These are valid questions, Steven. The thread topic is supposed to be “code is read much more than it is written” (I tried to edit the title and original post to clarify this but the edit period has lapsed) but I think your questions, rhetorical though they may have been intended, more than deserve to be honored with an answer.
What exactly is the difference between complex and complicated?
Complex: made up of many simple elements, as in a readily-evident compound structure or system.
Complicated: a relationship of parts that interact and affect each other in elaborate, often obscure ways.
Though these two terms, complex and complicated, are easily intermingled, the difference is the clarity versus obscurity of the relationships between the elements of a multi-part system.
Is flat really better than nested?
Since the context is programming, one might consider the difference between a routine with many nested levels (indents) versus using a function call.

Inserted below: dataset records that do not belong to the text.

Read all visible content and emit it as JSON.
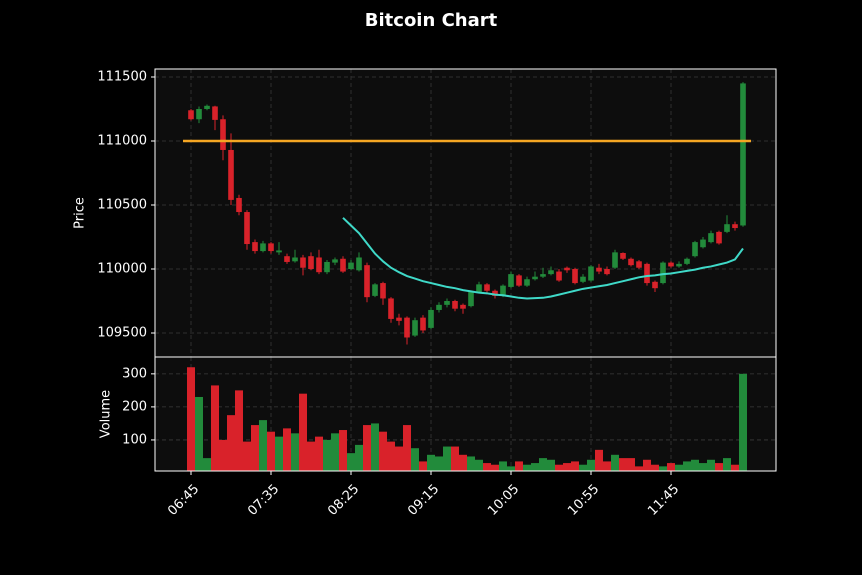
{
  "chart_data": {
    "type": "candlestick",
    "title": "Bitcoin Chart",
    "ylabel": "Price",
    "ylim": [
      109312.5,
      111562.5
    ],
    "yticks": [
      109500,
      110000,
      110500,
      111000,
      111500
    ],
    "xlim": [
      -4.5,
      73.125
    ],
    "xticks": [
      {
        "value": 0,
        "label": "06:45"
      },
      {
        "value": 10,
        "label": "07:35"
      },
      {
        "value": 20,
        "label": "08:25"
      },
      {
        "value": 30,
        "label": "09:15"
      },
      {
        "value": 40,
        "label": "10:05"
      },
      {
        "value": 50,
        "label": "10:55"
      },
      {
        "value": 60,
        "label": "11:45"
      }
    ],
    "grid": true,
    "up_color": "#228b3b",
    "down_color": "#d9222a",
    "open": [
      111240,
      111170,
      111250,
      111270,
      111170,
      110930,
      110555,
      110445,
      110210,
      110140,
      110200,
      110130,
      110100,
      110060,
      110090,
      110100,
      110090,
      109975,
      110050,
      110080,
      110000,
      109990,
      110030,
      109790,
      109890,
      109770,
      109620,
      109620,
      109480,
      109620,
      109540,
      109680,
      109720,
      109750,
      109720,
      109710,
      109820,
      109880,
      109830,
      109790,
      109860,
      109950,
      109870,
      109920,
      109940,
      109960,
      109980,
      110010,
      110000,
      109900,
      109910,
      110010,
      110000,
      110010,
      110125,
      110080,
      110060,
      110040,
      109900,
      109890,
      110050,
      110020,
      110040,
      110100,
      110170,
      110210,
      110290,
      110290,
      110350,
      110340
    ],
    "high": [
      111250,
      111270,
      111285,
      111275,
      111200,
      111060,
      110580,
      110460,
      110230,
      110220,
      110210,
      110210,
      110120,
      110150,
      110110,
      110130,
      110150,
      110070,
      110090,
      110100,
      110070,
      110130,
      110050,
      109890,
      109900,
      109780,
      109650,
      109630,
      109620,
      109640,
      109700,
      109740,
      109770,
      109760,
      109730,
      109830,
      109900,
      109890,
      109840,
      109880,
      109980,
      109960,
      109940,
      109980,
      110010,
      110020,
      110000,
      110020,
      110010,
      109960,
      110030,
      110040,
      110020,
      110150,
      110130,
      110090,
      110070,
      110050,
      109910,
      110060,
      110060,
      110060,
      110090,
      110220,
      110250,
      110300,
      110300,
      110420,
      110370,
      111460
    ],
    "low": [
      111160,
      111140,
      111240,
      111085,
      110850,
      110500,
      110420,
      110150,
      110120,
      110130,
      110120,
      110110,
      110040,
      110050,
      109950,
      109990,
      109960,
      109960,
      110030,
      109970,
      109990,
      109980,
      109740,
      109780,
      109720,
      109580,
      109560,
      109410,
      109470,
      109500,
      109530,
      109660,
      109700,
      109670,
      109650,
      109700,
      109810,
      109810,
      109770,
      109780,
      109850,
      109860,
      109860,
      109910,
      109930,
      109950,
      109900,
      109970,
      109880,
      109890,
      109900,
      109960,
      109950,
      110000,
      110070,
      110020,
      110000,
      109870,
      109820,
      109880,
      110010,
      110010,
      110030,
      110090,
      110160,
      110200,
      110190,
      110280,
      110300,
      110330
    ],
    "close": [
      111170,
      111250,
      111275,
      111165,
      110930,
      110540,
      110445,
      110195,
      110140,
      110200,
      110140,
      110145,
      110055,
      110090,
      110010,
      110000,
      109975,
      110055,
      110075,
      109980,
      110050,
      110090,
      109780,
      109880,
      109770,
      109610,
      109595,
      109465,
      109600,
      109520,
      109680,
      109720,
      109750,
      109690,
      109690,
      109820,
      109880,
      109830,
      109790,
      109870,
      109960,
      109870,
      109920,
      109940,
      109960,
      109990,
      109910,
      109990,
      109890,
      109940,
      110020,
      109980,
      109960,
      110130,
      110080,
      110030,
      110010,
      109890,
      109850,
      110050,
      110020,
      110040,
      110080,
      110210,
      110230,
      110280,
      110200,
      110350,
      110320,
      111450
    ],
    "ma": {
      "color": "#3fd9c8",
      "values": [
        null,
        null,
        null,
        null,
        null,
        null,
        null,
        null,
        null,
        null,
        null,
        null,
        null,
        null,
        null,
        null,
        null,
        null,
        null,
        110400,
        110340,
        110280,
        110200,
        110120,
        110060,
        110010,
        109975,
        109945,
        109925,
        109905,
        109890,
        109875,
        109860,
        109850,
        109835,
        109825,
        109815,
        109810,
        109800,
        109795,
        109785,
        109775,
        109770,
        109772,
        109775,
        109785,
        109800,
        109815,
        109830,
        109845,
        109855,
        109865,
        109875,
        109890,
        109905,
        109920,
        109935,
        109945,
        109950,
        109960,
        109965,
        109975,
        109985,
        109995,
        110010,
        110020,
        110035,
        110050,
        110075,
        110160
      ]
    },
    "hline": {
      "value": 111000,
      "color": "#f5a623"
    },
    "volume": {
      "ylabel": "Volume",
      "ylim": [
        6,
        351
      ],
      "yticks": [
        100,
        200,
        300
      ],
      "values": [
        320,
        230,
        45,
        265,
        100,
        175,
        250,
        95,
        145,
        160,
        125,
        110,
        135,
        120,
        240,
        95,
        110,
        100,
        120,
        130,
        60,
        85,
        145,
        150,
        125,
        95,
        80,
        145,
        75,
        35,
        55,
        50,
        80,
        80,
        55,
        50,
        40,
        30,
        25,
        35,
        20,
        35,
        25,
        30,
        45,
        40,
        25,
        30,
        35,
        25,
        40,
        70,
        35,
        55,
        45,
        45,
        20,
        40,
        25,
        20,
        30,
        25,
        35,
        40,
        30,
        40,
        30,
        45,
        25,
        300
      ]
    }
  }
}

Code folding also creates “flatness”; I put a fair amount of thought into structuring commented lines to create convenient “creases” in VS Code and other auto-folding IDE’s. This routinely involves blatant violation of the 4-space indent, but it’s a very limited exception, improves readability and assimilation tremendously, and is a net gain. Another example of flatness in practice would be a short IF:
clause that integrates better as a single line rather than LF+indent. This effect is exponential when you can use multiple consecutive one-line IF:
clauses.
how do you know if your code is beautiful or ugly?

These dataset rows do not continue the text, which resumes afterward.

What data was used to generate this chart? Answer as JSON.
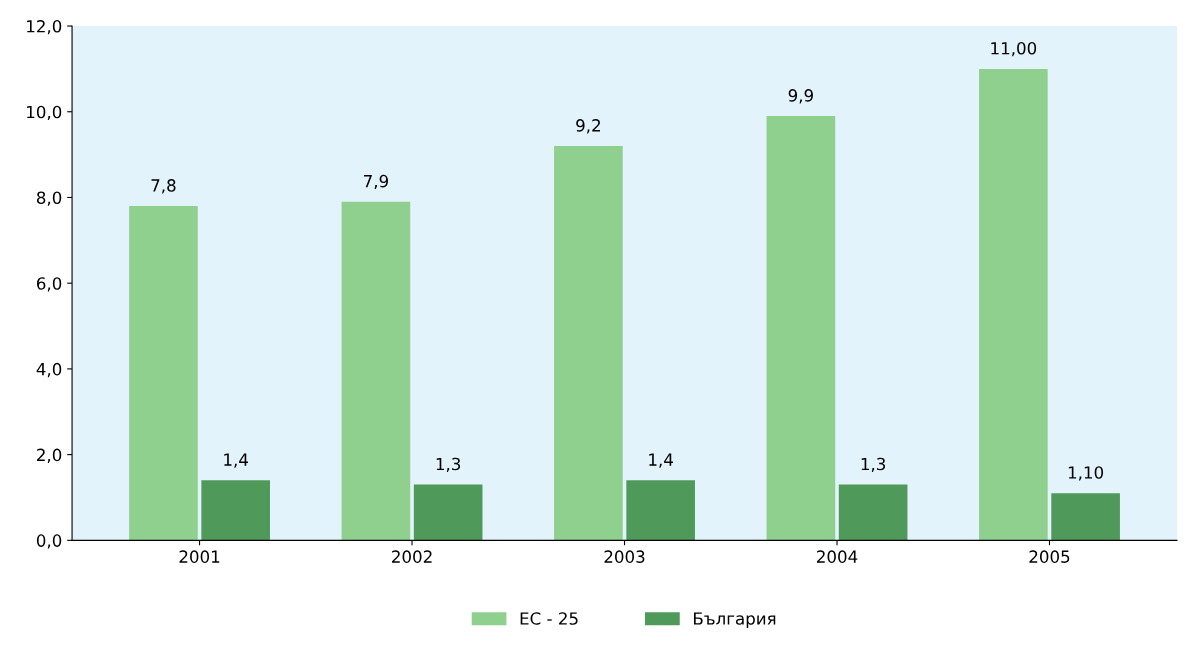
{
  "chart_data": {
    "type": "bar",
    "categories": [
      "2001",
      "2002",
      "2003",
      "2004",
      "2005"
    ],
    "series": [
      {
        "name": "ЕС - 25",
        "color": "#8fd08f",
        "values": [
          7.8,
          7.9,
          9.2,
          9.9,
          11.0
        ],
        "value_labels": [
          "7,8",
          "7,9",
          "9,2",
          "9,9",
          "11,00"
        ]
      },
      {
        "name": "България",
        "color": "#4f9a5a",
        "values": [
          1.4,
          1.3,
          1.4,
          1.3,
          1.1
        ],
        "value_labels": [
          "1,4",
          "1,3",
          "1,4",
          "1,3",
          "1,10"
        ]
      }
    ],
    "ylim": [
      0,
      12
    ],
    "yticks": [
      {
        "value": 0,
        "label": "0,0"
      },
      {
        "value": 2,
        "label": "2,0"
      },
      {
        "value": 4,
        "label": "4,0"
      },
      {
        "value": 6,
        "label": "6,0"
      },
      {
        "value": 8,
        "label": "8,0"
      },
      {
        "value": 10,
        "label": "10,0"
      },
      {
        "value": 12,
        "label": "12,0"
      }
    ],
    "grid": false,
    "legend": "bottom"
  }
}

Excellent question, and this illustrates the philosophical and sometimes subjective nature of the pyZen principles. Nevertheless, we can delineate some fundamental concepts and pierce the darkness. To wit:
Some levels in the aesthetic scale might be…
- Beautiful
- Elegant
- Workable
- Crude (but effective)
- Sloppy
- Ugly
- Painful, Torturous, Evil, etc.
“Beautiful” and “ugly” are subjective by definition, so a subsequent programmer’s experience defines where on the scale any given code might be–for them–which means that the skill, experience, and depth of knowledge of that follow-on programmer is a major factor in the achievement of beauty. An example: Someone unfamiliar with matrix math won’t perceive the beauty of solving simultaneous quadratic equations with code. I initially studied matrices in high school and again while getting an engineering degree but they didn’t make sense and even seemed a bit pointless. In graduate school I finally had someone explain it properly (or perhaps I had cleared up some underlying confusion) and was stunned by the simplicity and beauty of matrices.

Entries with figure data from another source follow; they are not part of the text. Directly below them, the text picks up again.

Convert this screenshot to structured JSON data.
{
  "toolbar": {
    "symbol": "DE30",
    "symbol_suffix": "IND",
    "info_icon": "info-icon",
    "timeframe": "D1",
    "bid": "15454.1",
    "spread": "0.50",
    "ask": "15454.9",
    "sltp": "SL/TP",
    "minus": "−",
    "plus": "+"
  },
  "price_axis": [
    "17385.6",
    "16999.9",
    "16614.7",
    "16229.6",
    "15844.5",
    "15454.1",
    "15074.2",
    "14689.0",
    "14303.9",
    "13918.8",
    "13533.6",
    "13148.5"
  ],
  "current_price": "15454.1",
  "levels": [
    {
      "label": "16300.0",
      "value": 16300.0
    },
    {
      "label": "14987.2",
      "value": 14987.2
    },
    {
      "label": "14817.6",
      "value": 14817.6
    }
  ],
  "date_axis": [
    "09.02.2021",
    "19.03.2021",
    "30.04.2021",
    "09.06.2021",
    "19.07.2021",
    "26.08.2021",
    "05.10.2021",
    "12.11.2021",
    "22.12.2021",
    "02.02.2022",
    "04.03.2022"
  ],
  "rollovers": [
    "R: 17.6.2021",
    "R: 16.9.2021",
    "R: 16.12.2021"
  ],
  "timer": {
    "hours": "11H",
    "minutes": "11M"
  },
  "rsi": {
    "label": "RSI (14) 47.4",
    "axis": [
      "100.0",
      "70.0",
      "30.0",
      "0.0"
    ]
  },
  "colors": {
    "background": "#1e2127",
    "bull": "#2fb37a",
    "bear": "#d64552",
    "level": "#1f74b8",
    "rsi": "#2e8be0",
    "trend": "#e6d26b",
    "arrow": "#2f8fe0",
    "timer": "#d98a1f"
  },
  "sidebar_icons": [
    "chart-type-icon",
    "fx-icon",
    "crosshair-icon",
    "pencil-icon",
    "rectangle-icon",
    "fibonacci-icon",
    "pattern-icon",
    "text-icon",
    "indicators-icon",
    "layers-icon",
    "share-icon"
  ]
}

The final analysis: You know where on the scale you and your code are by how pleasurable it is to create the code or work with it afterward.
It seems that the Beauty statement is largely aspirational, particularly when a deadline looms, but most programmers who code as a hobby have experienced elegance and beauty in coding. Sometimes the experience is best described as ecstasy. Taking a slightly different tack on it: Simplicity is genius (git is an example) and benevolent demonstrations of genius are extremely pleasurable and therefore almost always beautiful.
Speaking of git, that’s also an excellent example of complexity versus complication.
Closing thought: Evidently the pyZen principia would act as koen by encouraging the reader to more deeply consider the meanings of the words it contains. I find most of them to express fundamentals that I’ve arrived at over the many decades. (The decades since my dad brought home a hot-rod Tandy TRS-80 with an external 128K memory expansion unit. The memory expansion “appliance” was a good bit larger than a modern laptop.) For some time now, all of my protégés receive an orientation on complex versus complicated and the “junk food” of shortcuts and clever solutions–that usually create problems later–versus the genius and beauty of complete and well-considered solutions.